Friday, November 03, 2006

Punctuated Equilibrium

With as poignant a farewell as could reasonably be imagined from a team of 20 or so male developers, testers and analysts, I took my leave of the company at which I have had a very enjoyable eighteen months. I quit the oak-shrouded buildings as afternoon drifted into Halloween, and prepared to kick off All Saints Day at my new daytime abode in the downtown city. My parting message to the office sums up my mixed feelings at leaving such an agreeable work environment as I slowly crank my career:


And then there was I____...

It's been a great ride the past year and-a-half through the byways and backwaters of Optimised Routing. From the badlands of Balancer with its dark pits and wondering monsters, to the Elysian bliss of getting to deflower nice fresh virginal modules, I've had a sweet time all told. But baser motives compel me not to get too comfortable, and so I must bid you all farewell.

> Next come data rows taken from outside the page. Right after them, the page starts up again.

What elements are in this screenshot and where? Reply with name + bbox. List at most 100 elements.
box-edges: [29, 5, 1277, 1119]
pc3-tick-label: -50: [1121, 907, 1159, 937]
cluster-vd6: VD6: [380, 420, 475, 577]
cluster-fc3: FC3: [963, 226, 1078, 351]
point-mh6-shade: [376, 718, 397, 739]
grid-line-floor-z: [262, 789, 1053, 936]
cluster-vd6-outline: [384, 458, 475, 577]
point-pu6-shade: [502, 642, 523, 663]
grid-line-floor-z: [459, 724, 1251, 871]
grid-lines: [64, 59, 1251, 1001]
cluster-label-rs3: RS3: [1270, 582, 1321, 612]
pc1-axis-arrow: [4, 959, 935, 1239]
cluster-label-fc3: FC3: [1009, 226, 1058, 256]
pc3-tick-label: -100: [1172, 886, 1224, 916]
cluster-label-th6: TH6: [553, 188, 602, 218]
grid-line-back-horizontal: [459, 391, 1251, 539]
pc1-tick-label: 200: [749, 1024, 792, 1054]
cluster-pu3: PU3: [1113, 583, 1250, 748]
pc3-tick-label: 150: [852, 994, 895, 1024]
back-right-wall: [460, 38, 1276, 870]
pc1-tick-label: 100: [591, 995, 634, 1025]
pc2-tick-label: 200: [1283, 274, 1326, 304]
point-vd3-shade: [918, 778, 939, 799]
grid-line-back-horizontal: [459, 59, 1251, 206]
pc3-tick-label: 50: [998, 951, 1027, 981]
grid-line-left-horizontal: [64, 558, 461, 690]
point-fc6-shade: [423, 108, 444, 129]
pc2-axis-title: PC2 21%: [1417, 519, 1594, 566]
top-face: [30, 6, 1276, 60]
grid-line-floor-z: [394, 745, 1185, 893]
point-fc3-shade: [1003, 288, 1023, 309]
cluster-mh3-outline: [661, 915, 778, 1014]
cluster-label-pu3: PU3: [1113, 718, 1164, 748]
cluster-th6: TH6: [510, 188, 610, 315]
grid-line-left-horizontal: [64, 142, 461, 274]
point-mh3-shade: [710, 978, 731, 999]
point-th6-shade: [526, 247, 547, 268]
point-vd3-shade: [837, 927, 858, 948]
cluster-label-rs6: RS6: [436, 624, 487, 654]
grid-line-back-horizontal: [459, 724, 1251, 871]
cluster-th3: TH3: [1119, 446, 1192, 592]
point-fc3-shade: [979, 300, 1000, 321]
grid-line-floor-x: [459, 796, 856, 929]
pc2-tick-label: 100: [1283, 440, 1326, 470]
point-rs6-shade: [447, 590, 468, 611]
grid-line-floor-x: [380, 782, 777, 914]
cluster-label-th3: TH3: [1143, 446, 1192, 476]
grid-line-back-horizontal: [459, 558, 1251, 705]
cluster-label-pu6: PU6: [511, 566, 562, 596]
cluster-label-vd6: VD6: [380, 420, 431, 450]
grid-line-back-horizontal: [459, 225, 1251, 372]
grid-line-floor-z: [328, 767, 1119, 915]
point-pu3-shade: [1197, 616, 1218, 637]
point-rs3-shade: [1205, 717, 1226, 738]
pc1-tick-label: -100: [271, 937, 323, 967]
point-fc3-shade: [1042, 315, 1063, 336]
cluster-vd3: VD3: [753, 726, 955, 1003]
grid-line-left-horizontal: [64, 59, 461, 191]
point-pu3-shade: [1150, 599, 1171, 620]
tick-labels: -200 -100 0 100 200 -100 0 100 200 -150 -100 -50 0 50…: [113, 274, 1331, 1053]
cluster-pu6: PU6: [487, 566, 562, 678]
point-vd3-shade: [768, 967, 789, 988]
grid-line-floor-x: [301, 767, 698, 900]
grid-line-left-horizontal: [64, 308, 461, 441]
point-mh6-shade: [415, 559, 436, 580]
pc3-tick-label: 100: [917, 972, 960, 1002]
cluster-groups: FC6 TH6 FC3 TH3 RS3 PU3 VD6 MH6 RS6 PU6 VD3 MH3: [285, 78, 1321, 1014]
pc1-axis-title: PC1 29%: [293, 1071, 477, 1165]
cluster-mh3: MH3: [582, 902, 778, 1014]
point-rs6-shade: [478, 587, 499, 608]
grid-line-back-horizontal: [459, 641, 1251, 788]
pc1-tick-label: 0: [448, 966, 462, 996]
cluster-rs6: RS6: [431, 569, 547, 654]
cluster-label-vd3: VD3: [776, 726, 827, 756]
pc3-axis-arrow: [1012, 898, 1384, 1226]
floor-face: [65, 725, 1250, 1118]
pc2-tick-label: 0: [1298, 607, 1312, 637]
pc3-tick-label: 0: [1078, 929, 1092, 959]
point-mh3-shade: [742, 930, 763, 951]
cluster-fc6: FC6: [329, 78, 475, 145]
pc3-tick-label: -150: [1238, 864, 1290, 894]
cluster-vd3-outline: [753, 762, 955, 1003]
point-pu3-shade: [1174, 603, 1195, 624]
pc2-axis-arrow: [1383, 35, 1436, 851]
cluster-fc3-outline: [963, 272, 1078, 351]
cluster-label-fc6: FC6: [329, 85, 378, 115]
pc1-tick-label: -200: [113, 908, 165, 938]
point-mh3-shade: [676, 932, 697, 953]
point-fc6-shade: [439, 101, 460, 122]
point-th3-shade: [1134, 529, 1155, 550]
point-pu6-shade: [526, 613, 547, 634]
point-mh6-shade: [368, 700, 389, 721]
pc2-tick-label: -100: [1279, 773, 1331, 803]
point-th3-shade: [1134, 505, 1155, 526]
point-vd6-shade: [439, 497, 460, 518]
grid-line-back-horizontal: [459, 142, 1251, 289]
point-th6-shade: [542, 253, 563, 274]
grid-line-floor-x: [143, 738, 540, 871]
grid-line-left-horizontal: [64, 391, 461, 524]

I'm not one to descend into sentiment, so will say only that as colleagues go, you've been commendable, and that I give you a collective "A", with distinctions in liveliness and combativeness. I shall surely miss the immense and sometimes fractious technical debates, the thoroughness of System Test, the caketime repartee, and the general unflappability of the doughty OR troops in the face of often daunting odds. If pressed to single out a most cherished memory though, it would have to be the Bar-One cheesecake from the canteen. O, the chocolatey transports...

To Abel, I pass on the LART. May you use it to righteously smite down insolent managers, feature-creep propagators and/or anyone who attempts to impose unrealistic deadlines on beleaguered developers.

To Allon, I leave the fetching blondes from upstairs.

To Erron, I leave my outstanding Remedy issues and my choice Burt Bacharach collection. The latter may help to ameliorate the former, or vice versa.

To the Coalition of the Unwilling (Allon and Graham), I leave my unsullied codebase. Be gentle.

Were I improprietous enough to invoke the maligned pattern that caused all the trouble, I might depart with: T_________.getInstance().exit()...

It's been swell. Be good.


Is it prudent to write a less than linear email like this to 200 people, more than half of whom you don't know at all? Probably not, but I liked these guys.